Gradually deflate the tire. The flatter it is, the better the Slime will work, so be patient and take the time to do this well. Once the air is all out, set the valve core down somewhere safe. If your tire has been punctured by something, make sure to remove the sharp item before proceeding.
Remove the Slime’s seal and reattach the white cap to the Slime bottle. Then, attach the clear tube to the cap. You need to slot the other end of the tube into the valve stem so that you can start squeezing the tube and filling the tire with slime.
Most bikes need about 4 oz of Slime per tire, but, if you’re someone who likes precision, you can use an online calculator or the Slime chart (on the bottle) to calculate this. When you have finished, restore the valve cap, pump the tire up to the recommended pressure, and spin the tire several times to distribute the Slime inside.

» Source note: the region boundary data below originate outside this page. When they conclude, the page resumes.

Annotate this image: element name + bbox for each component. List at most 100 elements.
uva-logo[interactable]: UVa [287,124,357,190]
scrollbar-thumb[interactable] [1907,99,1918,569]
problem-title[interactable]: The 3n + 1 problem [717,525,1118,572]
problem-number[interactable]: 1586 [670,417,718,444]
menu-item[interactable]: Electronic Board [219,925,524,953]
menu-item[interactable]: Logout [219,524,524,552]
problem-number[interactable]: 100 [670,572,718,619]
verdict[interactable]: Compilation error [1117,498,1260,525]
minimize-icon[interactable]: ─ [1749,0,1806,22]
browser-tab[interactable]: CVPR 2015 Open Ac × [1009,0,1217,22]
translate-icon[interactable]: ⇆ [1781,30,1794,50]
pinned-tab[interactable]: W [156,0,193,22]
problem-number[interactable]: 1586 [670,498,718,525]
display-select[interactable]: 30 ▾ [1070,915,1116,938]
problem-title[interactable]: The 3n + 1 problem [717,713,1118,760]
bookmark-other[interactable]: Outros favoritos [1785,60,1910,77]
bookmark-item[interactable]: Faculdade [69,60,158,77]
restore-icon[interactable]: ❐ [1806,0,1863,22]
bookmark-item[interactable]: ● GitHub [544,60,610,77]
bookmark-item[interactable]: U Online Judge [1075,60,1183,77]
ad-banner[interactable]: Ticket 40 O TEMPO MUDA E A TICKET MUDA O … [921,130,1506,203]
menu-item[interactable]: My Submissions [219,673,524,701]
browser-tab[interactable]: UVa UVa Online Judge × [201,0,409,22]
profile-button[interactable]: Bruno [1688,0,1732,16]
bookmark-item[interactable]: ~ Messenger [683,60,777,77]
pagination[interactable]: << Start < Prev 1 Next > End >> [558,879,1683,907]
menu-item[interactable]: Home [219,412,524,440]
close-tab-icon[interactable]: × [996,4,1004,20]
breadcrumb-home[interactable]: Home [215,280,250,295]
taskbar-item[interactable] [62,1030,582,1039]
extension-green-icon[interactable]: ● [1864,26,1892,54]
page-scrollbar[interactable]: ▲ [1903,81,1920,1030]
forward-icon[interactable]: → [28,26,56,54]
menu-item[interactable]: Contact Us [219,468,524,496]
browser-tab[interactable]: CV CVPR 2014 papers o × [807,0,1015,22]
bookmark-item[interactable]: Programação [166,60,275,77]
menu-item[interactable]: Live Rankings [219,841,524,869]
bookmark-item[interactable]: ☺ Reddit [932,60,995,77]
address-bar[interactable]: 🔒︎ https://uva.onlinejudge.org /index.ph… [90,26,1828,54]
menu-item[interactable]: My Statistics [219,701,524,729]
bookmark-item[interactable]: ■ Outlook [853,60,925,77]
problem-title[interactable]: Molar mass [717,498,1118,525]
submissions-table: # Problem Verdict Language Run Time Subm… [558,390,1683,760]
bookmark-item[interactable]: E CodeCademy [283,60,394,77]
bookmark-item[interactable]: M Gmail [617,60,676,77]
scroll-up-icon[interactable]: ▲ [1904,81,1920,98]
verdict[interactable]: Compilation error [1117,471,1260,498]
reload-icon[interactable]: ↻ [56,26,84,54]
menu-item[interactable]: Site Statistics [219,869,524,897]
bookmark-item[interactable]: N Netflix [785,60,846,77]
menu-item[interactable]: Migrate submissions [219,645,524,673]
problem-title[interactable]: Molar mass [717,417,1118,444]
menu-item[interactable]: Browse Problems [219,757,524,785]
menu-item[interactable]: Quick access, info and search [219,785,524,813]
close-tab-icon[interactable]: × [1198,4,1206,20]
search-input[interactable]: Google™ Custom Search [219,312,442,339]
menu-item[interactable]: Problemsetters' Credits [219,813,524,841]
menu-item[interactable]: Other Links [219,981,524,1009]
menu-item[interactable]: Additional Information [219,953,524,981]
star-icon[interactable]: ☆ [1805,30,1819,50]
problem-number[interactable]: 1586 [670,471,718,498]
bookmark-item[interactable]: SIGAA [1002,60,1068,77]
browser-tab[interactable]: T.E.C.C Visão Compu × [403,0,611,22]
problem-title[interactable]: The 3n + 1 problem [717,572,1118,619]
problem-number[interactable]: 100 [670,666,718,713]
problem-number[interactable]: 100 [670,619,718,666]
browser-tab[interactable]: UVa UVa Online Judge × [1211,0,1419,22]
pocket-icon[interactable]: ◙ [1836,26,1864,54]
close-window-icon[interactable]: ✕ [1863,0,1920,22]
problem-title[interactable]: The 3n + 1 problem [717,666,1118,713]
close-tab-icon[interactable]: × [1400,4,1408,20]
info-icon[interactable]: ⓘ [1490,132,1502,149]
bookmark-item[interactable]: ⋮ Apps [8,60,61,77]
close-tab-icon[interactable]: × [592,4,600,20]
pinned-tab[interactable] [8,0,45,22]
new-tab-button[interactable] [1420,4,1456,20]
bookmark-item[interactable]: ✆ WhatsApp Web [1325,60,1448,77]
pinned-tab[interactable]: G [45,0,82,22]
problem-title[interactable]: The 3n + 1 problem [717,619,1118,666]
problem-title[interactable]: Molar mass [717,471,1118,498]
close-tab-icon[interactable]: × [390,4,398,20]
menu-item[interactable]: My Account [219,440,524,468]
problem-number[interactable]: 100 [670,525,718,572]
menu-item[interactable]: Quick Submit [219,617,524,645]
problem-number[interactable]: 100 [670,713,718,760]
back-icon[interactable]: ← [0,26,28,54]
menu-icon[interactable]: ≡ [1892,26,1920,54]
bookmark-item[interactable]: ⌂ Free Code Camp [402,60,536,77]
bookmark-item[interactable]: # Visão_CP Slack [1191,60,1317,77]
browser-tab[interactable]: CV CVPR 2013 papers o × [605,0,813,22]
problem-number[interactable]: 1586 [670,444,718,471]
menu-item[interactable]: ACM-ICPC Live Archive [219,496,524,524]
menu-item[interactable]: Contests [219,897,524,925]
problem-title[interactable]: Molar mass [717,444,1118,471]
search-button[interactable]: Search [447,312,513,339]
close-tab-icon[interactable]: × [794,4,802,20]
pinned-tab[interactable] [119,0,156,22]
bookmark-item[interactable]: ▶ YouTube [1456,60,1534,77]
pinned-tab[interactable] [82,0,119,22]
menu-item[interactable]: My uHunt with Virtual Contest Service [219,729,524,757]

This should seal the puncture and help to prevent further punctures, and it is pretty straightforward to do!
Is Slime Sealant a Long-Term Fix for Punctured Tires?
Slime can work pretty well for up to 2 years. But, in the long term, it isn’t a replacement for a new tube or tubeless tire. It doesn’t repair the hole per se; it just fills it up with fibrous material. Over time, it will wear out and the tire will start to deflate again.
You can certainly use Slime as a long term fix if you choose to, but be aware that it simply won’t last forever, and you will need to take action to repair the tire properly. Other sealants on the market may not be as easy to apply, but may also work.
That said, Slime may be particularly good when you are dealing with punctures that have irregular edges and an odd shape, because of the way the long and short fibers bind together to plug up gaps.
So, Slime sealer does work on bike tires and it will provide a good fix for punctures most of the time. It is not perfect and it probably won’t last in the long term, so be aware that you may need to replace or repair the tire eventually.
However, it’s great for a quick and easy fix, especially when you’re not near your home or a bike shop, and it can also help to make your tires more durable. I do carry a bottle with me on long rides.